Guest post by Holly Day

Chocolate, anyone? Did you know that the US population spent about 27.4 billion dollars leading up to Valentine’s last year — that’s about $196 per person, on Valentine crap! About $2.4 billion of that money were spent on candy. Candy!

It’s romantic, you might say. I’d disagree, but since I’m here today to tell you about a Valentine story I wrote, I probably shouldn’t say too many negative things about this holiday of *cough* love.

Do you love your partner? Do your partner love you? Do you need roses on the 14th of February to believe it? If you do, I’ll go out on a limb here and say that you’re in trouble. I’m not saying don’t buy your spouse flowers or a box of chocolate if that’s what you want to do.

My husband buys me sharpies on an ordinary Tuesday if he happens to walk past a package with some colours he thinks I’ll like. It means a lot more than a heart-shaped box of chocolate ever will.

For $196 you can buy 288 sharpies or 128.5 pounds of basmati rice if you’d rather feed your family than fill your desk with sharpies. If you were to give your spouse a kiss and DIY a card on the 14th instead of buying anything, you’d be able to put those $196 into an index fund. Say you had a 7% interest and left it there for 20 years. Then you could buy your partner roses for $791.59 in 2041. Cool, ey? Say you’d skip all the Valentine gifts for those 20 years, and put in $196 every year. In 2041 you could take it all out and buy chocolate for $8,839.01.

Sorry, I didn’t mean to turn this into a personal finance lecture LOL. On to the story. It’s Valentine! Elian Hubert teaches history of literature at the university, and Dimitri Petrov got his lower leg blown off by a landmine four years ago while serving in Afghanistan. Since then he suffers from PTSD and doesn’t do well in crowds.

Neither Elian nor Dimitri want to celebrate Valentine, and yet …

EXCERPT FROM Be Still, My Heart

There was a man hurrying down the sidewalk.

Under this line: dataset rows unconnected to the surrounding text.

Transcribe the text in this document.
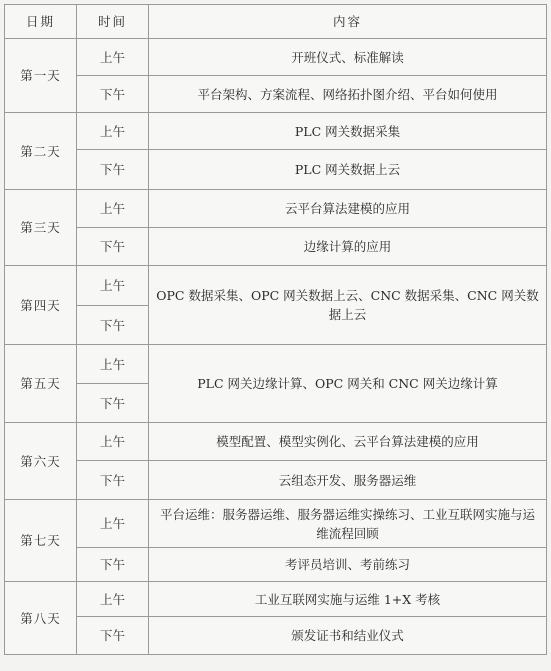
日期	时间	内容
第一天	上午	开班仪式、标准解读
	下午	平台架构、方案流程、网络拓扑图介绍、平台如何使用
第二天	上午	PLC 网关数据采集
	下午	PLC 网关数据上云
第三天	上午	云平台算法建模的应用
	下午	边缘计算的应用
第四天	上午	OPC 数据采集、OPC 网关数据上云、CNC 数据采集、CNC 网关数据上云
	下午	
第五天	上午	PLC 网关边缘计算、OPC 网关和 CNC 网关边缘计算
	下午	
第六天	上午	模型配置、模型实例化、云平台算法建模的应用
	下午	云组态开发、服务器运维
第七天	上午	平台运维：服务器运维、服务器运维实操练习、工业互联网实施与运维流程回顾
	下午	考评员培训、考前练习
第八天	上午	工业互联网实施与运维 1+X 考核
	下午	颁发证书和结业仪式
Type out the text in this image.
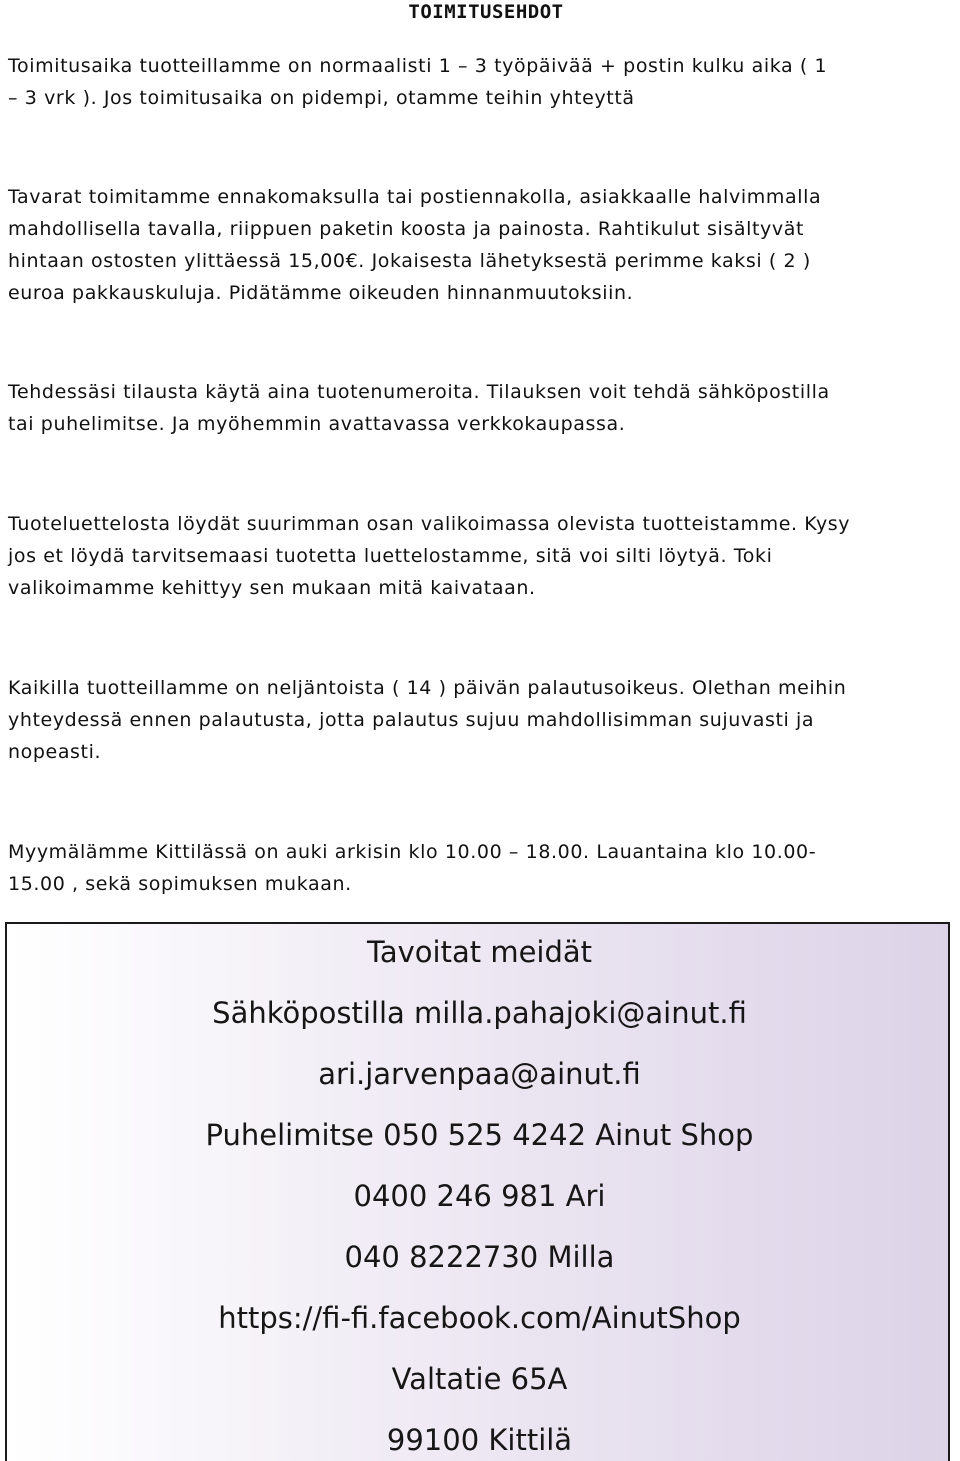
TOIMITUSEHDOT

Toimitusaika tuotteillamme on normaalisti 1 – 3 työpäivää + postin kulku aika ( 1
– 3 vrk ). Jos toimitusaika on pidempi, otamme teihin yhteyttä

Tavarat toimitamme ennakomaksulla tai postiennakolla, asiakkaalle halvimmalla
mahdollisella tavalla, riippuen paketin koosta ja painosta. Rahtikulut sisältyvät
hintaan ostosten ylittäessä 15,00€. Jokaisesta lähetyksestä perimme kaksi ( 2 )
euroa pakkauskuluja. Pidätämme oikeuden hinnanmuutoksiin.

Tehdessäsi tilausta käytä aina tuotenumeroita. Tilauksen voit tehdä sähköpostilla
tai puhelimitse. Ja myöhemmin avattavassa verkkokaupassa.

Tuoteluettelosta löydät suurimman osan valikoimassa olevista tuotteistamme. Kysy
jos et löydä tarvitsemaasi tuotetta luettelostamme, sitä voi silti löytyä. Toki
valikoimamme kehittyy sen mukaan mitä kaivataan.

Kaikilla tuotteillamme on neljäntoista ( 14 ) päivän palautusoikeus. Olethan meihin
yhteydessä ennen palautusta, jotta palautus sujuu mahdollisimman sujuvasti ja
nopeasti.

Myymälämme Kittilässä on auki arkisin klo 10.00 – 18.00. Lauantaina klo 10.00-
15.00 , sekä sopimuksen mukaan.

Tavoitat meidät
Sähköpostilla milla.pahajoki@ainut.fi
ari.jarvenpaa@ainut.fi
Puhelimitse 050 525 4242 Ainut Shop
0400 246 981 Ari
040 8222730 Milla
https://fi-fi.facebook.com/AinutShop
Valtatie 65A
99100 Kittilä
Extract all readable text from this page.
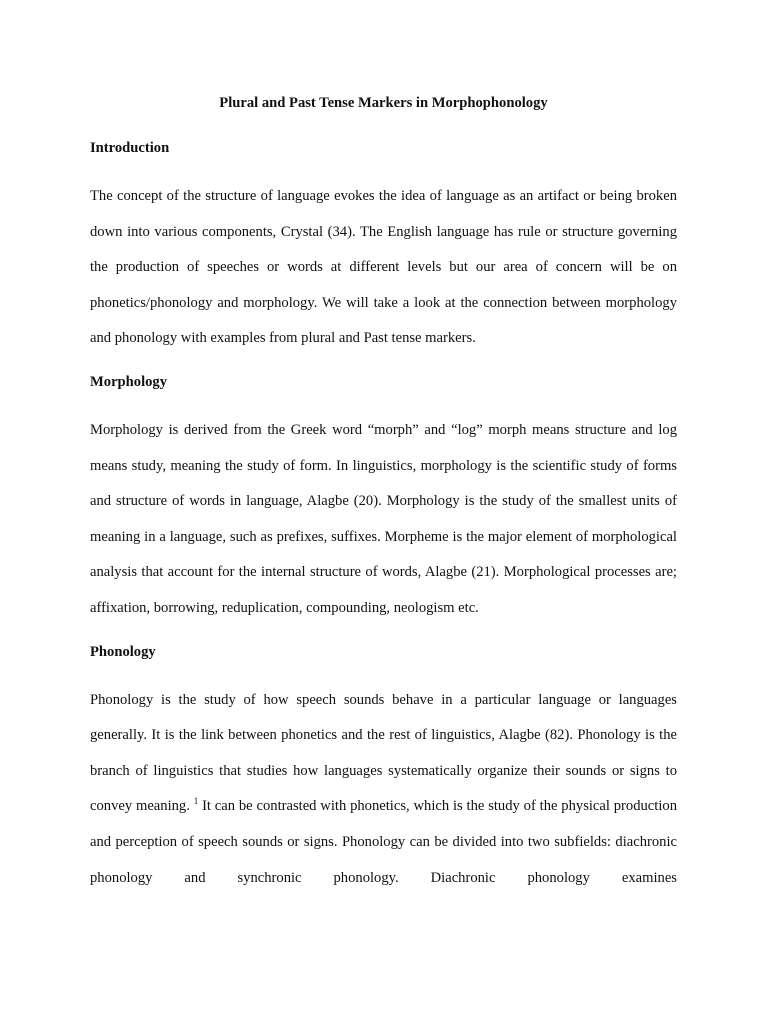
Plural and Past Tense Markers in Morphophonology
Introduction

The concept of the structure of language evokes the idea of language as an artifact or being broken down into various components, Crystal (34). The English language has rule or structure governing the production of speeches or words at different levels but our area of concern will be on phonetics/phonology and morphology. We will take a look at the connection between morphology and phonology with examples from plural and Past tense markers.

Morphology

Morphology is derived from the Greek word “morph” and “log” morph means structure and log means study, meaning the study of form. In linguistics, morphology is the scientific study of forms and structure of words in language, Alagbe (20). Morphology is the study of the smallest units of meaning in a language, such as prefixes, suffixes. Morpheme is the major element of morphological analysis that account for the internal structure of words, Alagbe (21). Morphological processes are; affixation, borrowing, reduplication, compounding, neologism etc.

Phonology

Phonology is the study of how speech sounds behave in a particular language or languages generally. It is the link between phonetics and the rest of linguistics, Alagbe (82). Phonology is the branch of linguistics that studies how languages systematically organize their sounds or signs to convey meaning. $^1$ It can be contrasted with phonetics, which is the study of the physical production and perception of speech sounds or signs. Phonology can be divided into two subfields: diachronic phonology and synchronic phonology. Diachronic phonology examines
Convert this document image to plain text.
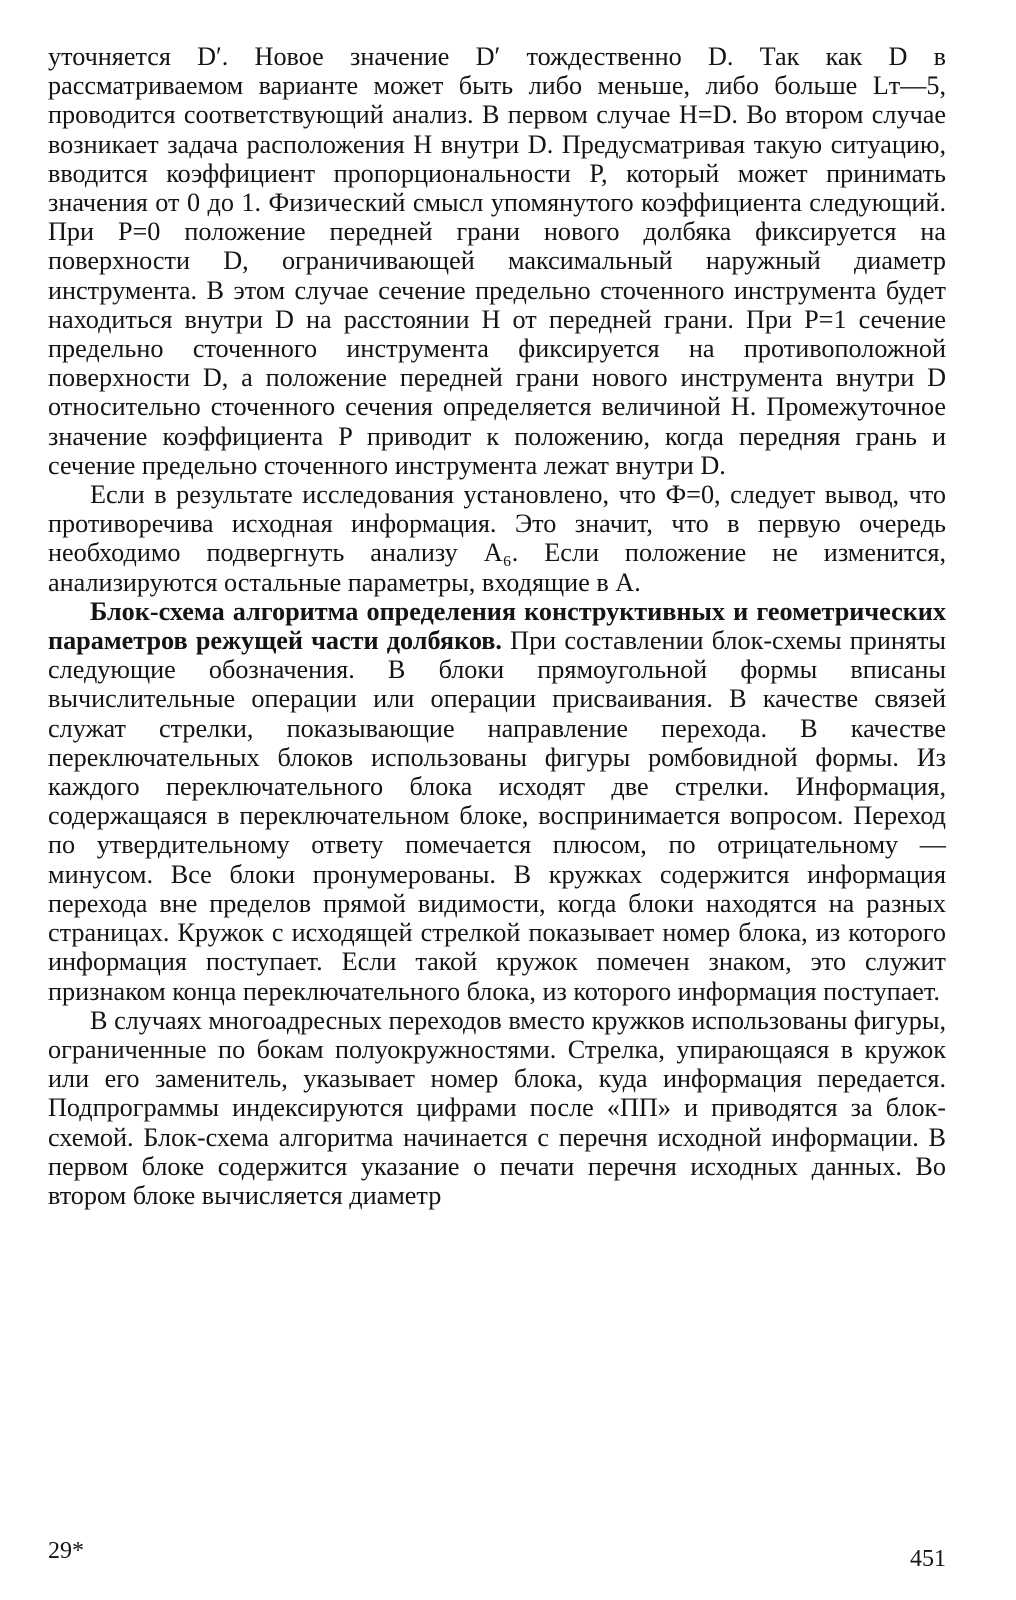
уточняется D′. Новое значение D′ тождественно D. Так как D в рассматриваемом варианте может быть либо меньше, либо больше Lт—5, проводится соответствующий анализ. В первом случае H=D. Во втором случае возникает задача расположения H внутри D. Предусматривая такую ситуацию, вводится коэффициент пропорциональности P, который может принимать значения от 0 до 1. Физический смысл упомянутого коэффициента следующий. При P=0 положение передней грани нового долбяка фиксируется на поверхности D, ограничивающей максимальный наружный диаметр инструмента. В этом случае сечение предельно сточенного инструмента будет находиться внутри D на расстоянии H от передней грани. При P=1 сечение предельно сточенного инструмента фиксируется на противоположной поверхности D, а положение передней грани нового инструмента внутри D относительно сточенного сечения определяется величиной H. Промежуточное значение коэффициента P приводит к положению, когда передняя грань и сечение предельно сточенного инструмента лежат внутри D.

Если в результате исследования установлено, что Ф=0, следует вывод, что противоречива исходная информация. Это значит, что в первую очередь необходимо подвергнуть анализу A₆. Если положение не изменится, анализируются остальные параметры, входящие в A.

Блок-схема алгоритма определения конструктивных и геометрических параметров режущей части долбяков. При составлении блок-схемы приняты следующие обозначения. В блоки прямоугольной формы вписаны вычислительные операции или операции присваивания. В качестве связей служат стрелки, показывающие направление перехода. В качестве переключательных блоков использованы фигуры ромбовидной формы. Из каждого переключательного блока исходят две стрелки. Информация, содержащаяся в переключательном блоке, воспринимается вопросом. Переход по утвердительному ответу помечается плюсом, по отрицательному — минусом. Все блоки пронумерованы. В кружках содержится информация перехода вне пределов прямой видимости, когда блоки находятся на разных страницах. Кружок с исходящей стрелкой показывает номер блока, из которого информация поступает. Если такой кружок помечен знаком, это служит признаком конца переключательного блока, из которого информация поступает.

В случаях многоадресных переходов вместо кружков использованы фигуры, ограниченные по бокам полуокружностями. Стрелка, упирающаяся в кружок или его заменитель, указывает номер блока, куда информация передается. Подпрограммы индексируются цифрами после «ПП» и приводятся за блок-схемой. Блок-схема алгоритма начинается с перечня исходной информации. В первом блоке содержится указание о печати перечня исходных данных. Во втором блоке вычисляется диаметр

29*	451
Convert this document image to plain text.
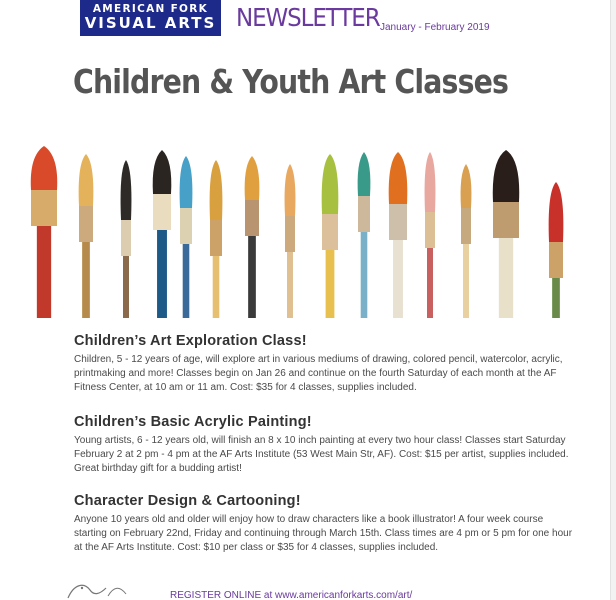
AMERICAN FORK
VISUAL ARTS NEWSLETTER January - February 2019
Children & Youth Art Classes
Children’s Art Exploration Class!

Children, 5 - 12 years of age, will explore art in various mediums of drawing, colored pencil, watercolor, acrylic, printmaking and more! Classes begin on Jan 26 and continue on the fourth Saturday of each month at the AF Fitness Center, at 10 am or 11 am. Cost: $35 for 4 classes, supplies included.

Children’s Basic Acrylic Painting!

Young artists, 6 - 12 years old, will finish an 8 x 10 inch painting at every two hour class! Classes start Saturday February 2 at 2 pm - 4 pm at the AF Arts Institute (53 West Main Str, AF). Cost: $15 per artist, supplies included. Great birthday gift for a budding artist!

Character Design & Cartooning!

Anyone 10 years old and older will enjoy how to draw characters like a book illustrator! A four week course starting on February 22nd, Friday and continuing through March 15th. Class times are 4 pm or 5 pm for one hour at the AF Arts Institute. Cost: $10 per class or $35 for 4 classes, supplies included.

REGISTER ONLINE at www.americanforkarts.com/art/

Dimitri’s skin grew tight as he observed him. He could have hidden a weapon under his jacket. It was too thin for the cold February afternoon, and Dimitri had been taught to notice anything unusual. Clothes not sufficient for the weather were unusual. It didn’t look like he was hiding a bomb under it, but he could be. Dimitri had been taken by surprise before. The ones you least expected could pose the biggest threat.

Sliding his hand toward his right side where his gun should be, he jumped when the man opened the glass door and more or less ran into the lobby.

Dimitri shot to his feet, his right leg not acting as it should, and not until he looked down to see if something had caught on his pants, did he remember he didn’t have a foot anymore. The prosthesis started underneath his knee.

“Hi!” The man gave him a dazzling smile, which stunned him. For a second, he could not move, unable to talk.

“Hello. How can I help you?”

The man unzipped his jacket, and Dimitri once again reached for the gun that wasn’t there.

“I need a date for Valentine’s Day.” The man rolled his eyes, revealing a purple shirt with a million tiny flowers as he unzipped his jacket all the way.

“Ah, okay.” Dimitri forced his muscles to unclench and sat on the chair. “Are you the two o’clock with Irina?” Irina, his sister, ran this snobbish matchmaking agency. He was the only man working here, and it was because he was her brother and he wouldn’t leave the house unless he had a job he had to go to. It would’ve been better for business if she’d had a beautiful woman greeting their clients rather than a grumpy, rugged, military vet, and Dimitri would’ve preferred if she did. But life never turned out the way you planned it, and she insisted he was the man for the job. He wasn’t.

“No, I don’t think so.”

“You don’t think so?”

The man shrugged. “No, I think I’d have remembered if I’d made an appointment, but you never know. Stranger things have happened.”

Dimitri got trapped in his sparkling blue eyes — there was so much going on in them. “You … erm … don’t know if you would’ve remembered?” Perhaps he had brain damage? Disability wasn’t always visible at first glance — he should know.

The man leaned against the counter, chuckling softly, which poked at something dormant in Dimitri’s chest. “I said I think I would’ve remembered.” His gaze turned warmer, if a gaze could, and when he spoke again it was in a lower, calmer tone. “I need a Valentine’s date. I want a big, strong man. A man who can slam me against the wall and have his way with me.”